Je retins in-extremis un nouvel éclat de rire : bon dieu, elle ressemblait à McGonagall avec des années en moins quand elle causait sur ce ton. Je répondis d’une voix étranglée :
— Ben disons que tu peux rayer de ta liste les zombies, les extraterrestres et les vampires… je laisse ça aux experts du genre. Je te rappelle quand même que ton univers est centré sur l’Entremonde et tout le bordel, du coup je vois pas comment des vampires étincelants au soleil ou encore des bestioles échappées de Dr Who se retrouveraient dans mon histoire…
Le regard d’Agatha se fit rêveur alors qu’elle murmurait telle une chatte sur un toit brûlant :
— Si tu balances David Tennant dans mon Reims, je t’en voudrais pas, tu sais… David. Tennant…
— Ok la groupie, j’y penserai le jour où j’écrirais une nouvelle fanfiction, promis. Maintenant, essuie la bave qui te coule du menton, s’il te plait, c’est dégueu.
Elle piqua un fard monumental qui détrôna immédiatement les miens et passa sa manche sur sa bouche.

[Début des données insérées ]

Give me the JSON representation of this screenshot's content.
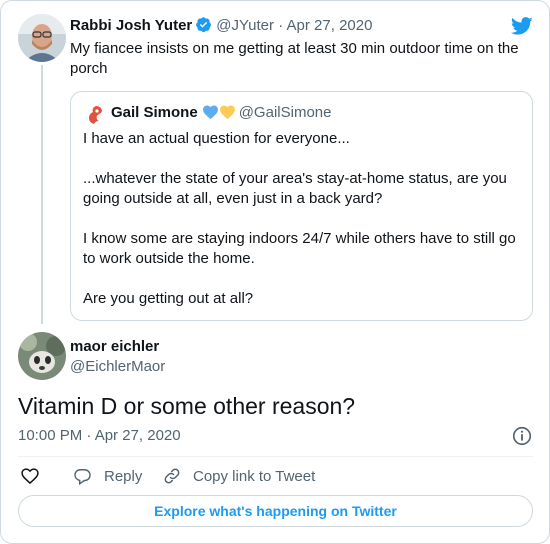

Je tressailli. J’avais vraiment créé cette chose ? Pire, étais-je comme ça quand je fantasmais sur Spike en public ?
Je chassai cette vision d’horreur de mon esprit et repris, l’esprit aviné et les pensées brumeuses :
— Et donc, tu t’es incrustée chez moi pour me dire que t’étais certaine qu’un virus zombie n’avait pas été lâché dans ton monde, c’est ça ? bah, je suis ravie de l’apprendre, c’est cool ! Mais va falloir que tu te casses, j’ai mon boulot qui m’attend. Tu sais, celui qui paye mes factures et me permet d’avoir de l’électricité pour écrire ta vie ? expliquais-je en réponse à son regard surpris.
— Mais… tu peux pas aller travailler, Rach’ ! faut que tu viennes dans Reimsbis avec moi et que tu trouves ce qui cloche là-bas !
Elle me saisit les poignets et les serra si fort qu’un instant je cru qu’elle les avait brisés. Je grimaçai de douleur ; elle me relâcha brutalement.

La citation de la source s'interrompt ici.